Word problems are usually attempts to put mathematics into contexts, but putting problems into words doesn’t automatically make them real. This can be an issue for students, who get confused by the fact that, simultaneously, they have to pay attention to things that they would normally ignore and ignore things that they would normally assume mattered.

Think about ways in which this word problem is unrealistic:

A caterer at a wedding supplies 5 pavlovas. At the end of the wedding, she sees three quarters of all the pavlovas were eaten. How many pavlovas were eaten?

Most obviously, why would a caterer ever bother with such a calculation? They could hardly assume that, next time around, they should only provide 3 ¾ pavlovas!

The challenge for teachers is to provide students with problems that draw on their experience of reality, rather than asking them to suspend it.

Such authentic contexts provide sense-making and experientially real situations for children, rather than simply serve as cover stories for proceduralised and frequently irrelevant tasks.

          English, 2004, page 3

Mathematical problems do not, however, need to be set in reallife contexts. Imaginative contexts can provide engaging and engrossing opportunities for mathematical explorations. And playfulness and humour can increase student engagement and encourage creative thinking.

Watson (2004) argues that ‘realistic’ does not mean that tasks must necessarily involve real contexts … she advocates that tasks should be seen as ‘realistic’ not because they relate to any particular everyday context, but because they make students think in ‘real’ ways.

          Anthony and Walshaw, 2007, page 114

For an example of a rich mathematical problem set in a mythical context, see the Icarus and Daedalus problem on the Math Pickle website at http://www.youtube.com/watch?v=R4oINmqHXVY&feature=player_embedded#!

Unpacking word problems

ALiM students are likely to need deliberate support in interpreting word problems. But it is important not to begin by unpacking the problem for them, assuming that they are incapable of getting meaning from the words. Instead of supporting them to learn, this will encourage dependency. Rather, expect the students to do their utmost (working individually or in twos or threes) to make sense of the problem, and then get them to explain to you what they believe it is about. You can then support them to complete the interpretation process.

Don’t be too tidy

The way word problems are constructed can limit student thinking. Real-life problems rarely have a single, straightforward solution, so students need exposure to problems that allow for different solutions. Such problems are important in shifting the focus from the answer to the mathematical thinking involved.

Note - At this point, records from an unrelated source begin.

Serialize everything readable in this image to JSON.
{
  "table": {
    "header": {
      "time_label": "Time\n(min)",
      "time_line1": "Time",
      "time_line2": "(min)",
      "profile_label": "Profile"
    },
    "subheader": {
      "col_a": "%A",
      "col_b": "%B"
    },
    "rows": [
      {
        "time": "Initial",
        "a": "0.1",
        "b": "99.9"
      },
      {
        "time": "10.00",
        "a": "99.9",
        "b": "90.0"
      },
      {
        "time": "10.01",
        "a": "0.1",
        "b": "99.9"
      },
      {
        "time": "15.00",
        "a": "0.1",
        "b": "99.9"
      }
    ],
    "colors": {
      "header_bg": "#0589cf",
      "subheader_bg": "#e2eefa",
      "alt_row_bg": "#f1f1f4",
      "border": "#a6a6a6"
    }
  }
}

It is also important that students (including ALiM students) are not restricted to problems that have tidy, whole number solutions. If they are, they will be ill-equipped to deal with more realistic problems, which typically involve messier numbers, both as inputs (for example, measurement data) and as solutions. Real-life problems will provide students with the impetus and need to move beyond the set of counting numbers.